Rethinking Data Curation in LLM Training: Online Reweighting Offers Better Generalization than Offline Methods
Keywords: Data Selection, Large Language Models
Abstract: Data curation is a critical yet underexplored component in large language model (LLM) training. Existing approaches (such as data selection and data mixing) operate in an offline paradigm, decoupled from the training process. This separation introduces extra engineering overhead and makes curated subsets brittle: once the model or task changes, the entire pipeline must be re-run. Moreover, offline methods alter dataset size through hard filtering or resampling, often discarding data diversity, and thus face the generalization issue. We propose to rethink data curation as an online reweighting problem, where sample importance is dynamically adjusted during training via loss weighting rather than static preprocessing. This view preserves data diversity, adapts continuously to evolving model states, and yields a better performance–FLOPs tradeoff.

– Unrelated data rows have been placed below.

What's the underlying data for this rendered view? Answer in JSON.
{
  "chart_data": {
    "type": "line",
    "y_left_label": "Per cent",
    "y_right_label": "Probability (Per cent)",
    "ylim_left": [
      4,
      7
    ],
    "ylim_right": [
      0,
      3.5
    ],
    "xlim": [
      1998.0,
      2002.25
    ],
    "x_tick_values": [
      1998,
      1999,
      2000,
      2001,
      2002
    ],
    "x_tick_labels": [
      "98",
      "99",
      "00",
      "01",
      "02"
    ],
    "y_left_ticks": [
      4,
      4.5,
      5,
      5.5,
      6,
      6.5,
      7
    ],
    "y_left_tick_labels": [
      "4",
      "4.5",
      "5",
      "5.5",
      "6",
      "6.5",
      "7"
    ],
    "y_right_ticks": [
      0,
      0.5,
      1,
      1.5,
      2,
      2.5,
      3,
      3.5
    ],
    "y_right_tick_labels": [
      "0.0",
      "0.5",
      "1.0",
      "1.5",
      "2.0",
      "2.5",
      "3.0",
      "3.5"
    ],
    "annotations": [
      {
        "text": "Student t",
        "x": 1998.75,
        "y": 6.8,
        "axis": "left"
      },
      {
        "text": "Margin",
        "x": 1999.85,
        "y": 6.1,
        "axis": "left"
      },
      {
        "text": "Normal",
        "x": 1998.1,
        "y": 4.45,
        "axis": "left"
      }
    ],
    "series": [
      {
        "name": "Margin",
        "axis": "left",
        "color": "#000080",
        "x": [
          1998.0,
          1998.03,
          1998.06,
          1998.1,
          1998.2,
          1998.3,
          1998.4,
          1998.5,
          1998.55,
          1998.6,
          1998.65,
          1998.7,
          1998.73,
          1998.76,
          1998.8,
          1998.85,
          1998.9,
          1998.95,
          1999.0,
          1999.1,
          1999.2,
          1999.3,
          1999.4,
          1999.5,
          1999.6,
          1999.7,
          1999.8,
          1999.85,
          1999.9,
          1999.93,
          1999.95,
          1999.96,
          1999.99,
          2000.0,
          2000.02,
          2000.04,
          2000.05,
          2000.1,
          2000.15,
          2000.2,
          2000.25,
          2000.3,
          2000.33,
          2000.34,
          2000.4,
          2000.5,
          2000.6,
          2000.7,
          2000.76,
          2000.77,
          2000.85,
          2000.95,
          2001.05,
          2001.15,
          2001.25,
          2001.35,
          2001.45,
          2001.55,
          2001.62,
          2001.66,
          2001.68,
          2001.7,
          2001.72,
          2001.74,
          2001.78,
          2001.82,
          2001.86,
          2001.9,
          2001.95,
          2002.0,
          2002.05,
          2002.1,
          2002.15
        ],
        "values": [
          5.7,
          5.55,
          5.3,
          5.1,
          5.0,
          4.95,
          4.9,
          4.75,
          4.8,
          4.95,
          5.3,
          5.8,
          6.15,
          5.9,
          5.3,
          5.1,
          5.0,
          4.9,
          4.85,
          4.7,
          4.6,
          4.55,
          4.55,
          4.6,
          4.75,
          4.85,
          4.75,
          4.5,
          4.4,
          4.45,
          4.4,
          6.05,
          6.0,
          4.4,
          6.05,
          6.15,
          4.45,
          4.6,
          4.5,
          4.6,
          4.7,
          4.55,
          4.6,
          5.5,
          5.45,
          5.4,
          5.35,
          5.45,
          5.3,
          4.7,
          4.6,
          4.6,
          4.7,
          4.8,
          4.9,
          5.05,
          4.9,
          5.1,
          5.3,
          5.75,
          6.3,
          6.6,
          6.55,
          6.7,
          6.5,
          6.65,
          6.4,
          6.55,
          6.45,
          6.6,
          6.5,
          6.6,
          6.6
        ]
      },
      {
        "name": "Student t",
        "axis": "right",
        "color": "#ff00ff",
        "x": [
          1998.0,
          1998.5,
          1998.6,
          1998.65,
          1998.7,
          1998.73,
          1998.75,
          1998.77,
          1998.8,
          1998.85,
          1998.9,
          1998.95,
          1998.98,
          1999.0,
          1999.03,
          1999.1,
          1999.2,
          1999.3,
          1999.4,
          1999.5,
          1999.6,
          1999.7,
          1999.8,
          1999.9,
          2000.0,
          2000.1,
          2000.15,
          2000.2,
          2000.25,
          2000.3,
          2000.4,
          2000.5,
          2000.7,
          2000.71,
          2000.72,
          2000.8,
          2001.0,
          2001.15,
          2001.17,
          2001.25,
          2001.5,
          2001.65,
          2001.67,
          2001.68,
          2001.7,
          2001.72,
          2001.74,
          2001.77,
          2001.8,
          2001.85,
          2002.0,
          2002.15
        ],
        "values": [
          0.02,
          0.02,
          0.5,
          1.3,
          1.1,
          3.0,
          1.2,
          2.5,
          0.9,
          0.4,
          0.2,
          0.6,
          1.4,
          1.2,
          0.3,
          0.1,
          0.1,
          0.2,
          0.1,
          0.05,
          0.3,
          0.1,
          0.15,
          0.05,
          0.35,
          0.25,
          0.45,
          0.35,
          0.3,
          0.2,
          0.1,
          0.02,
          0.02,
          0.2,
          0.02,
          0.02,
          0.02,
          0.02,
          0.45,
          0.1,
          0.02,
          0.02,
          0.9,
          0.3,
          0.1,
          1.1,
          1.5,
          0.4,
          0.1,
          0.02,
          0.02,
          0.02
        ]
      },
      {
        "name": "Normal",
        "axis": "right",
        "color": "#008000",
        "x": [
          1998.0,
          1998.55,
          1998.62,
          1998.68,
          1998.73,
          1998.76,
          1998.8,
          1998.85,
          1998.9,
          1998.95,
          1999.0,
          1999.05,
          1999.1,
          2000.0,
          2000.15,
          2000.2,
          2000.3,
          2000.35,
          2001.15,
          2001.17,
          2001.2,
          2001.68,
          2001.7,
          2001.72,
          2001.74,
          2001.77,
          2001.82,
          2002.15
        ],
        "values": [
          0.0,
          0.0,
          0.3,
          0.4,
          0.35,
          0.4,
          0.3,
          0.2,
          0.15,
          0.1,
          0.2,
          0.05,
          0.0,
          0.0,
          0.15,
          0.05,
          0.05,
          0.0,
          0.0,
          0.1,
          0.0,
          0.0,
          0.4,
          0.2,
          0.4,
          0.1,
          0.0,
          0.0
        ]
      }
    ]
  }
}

Thus, we introduce ADAPT (Adaptive Data reweighting for Pretraining and FineTuning), a dynamic online framework that reweights training samples with adaptive per-sample learning rates guided by similarity-based quality signals, without changing the number of training samples. ADAPT integrates reweighting directly into the optimization loop with negligible overhead. Experiments on both instruction tuning and large-scale pretraining show that ADAPT consistently outperforms offline selection/mixing and prior online methods, achieving stronger cross-benchmark generalization under equal FLOPs.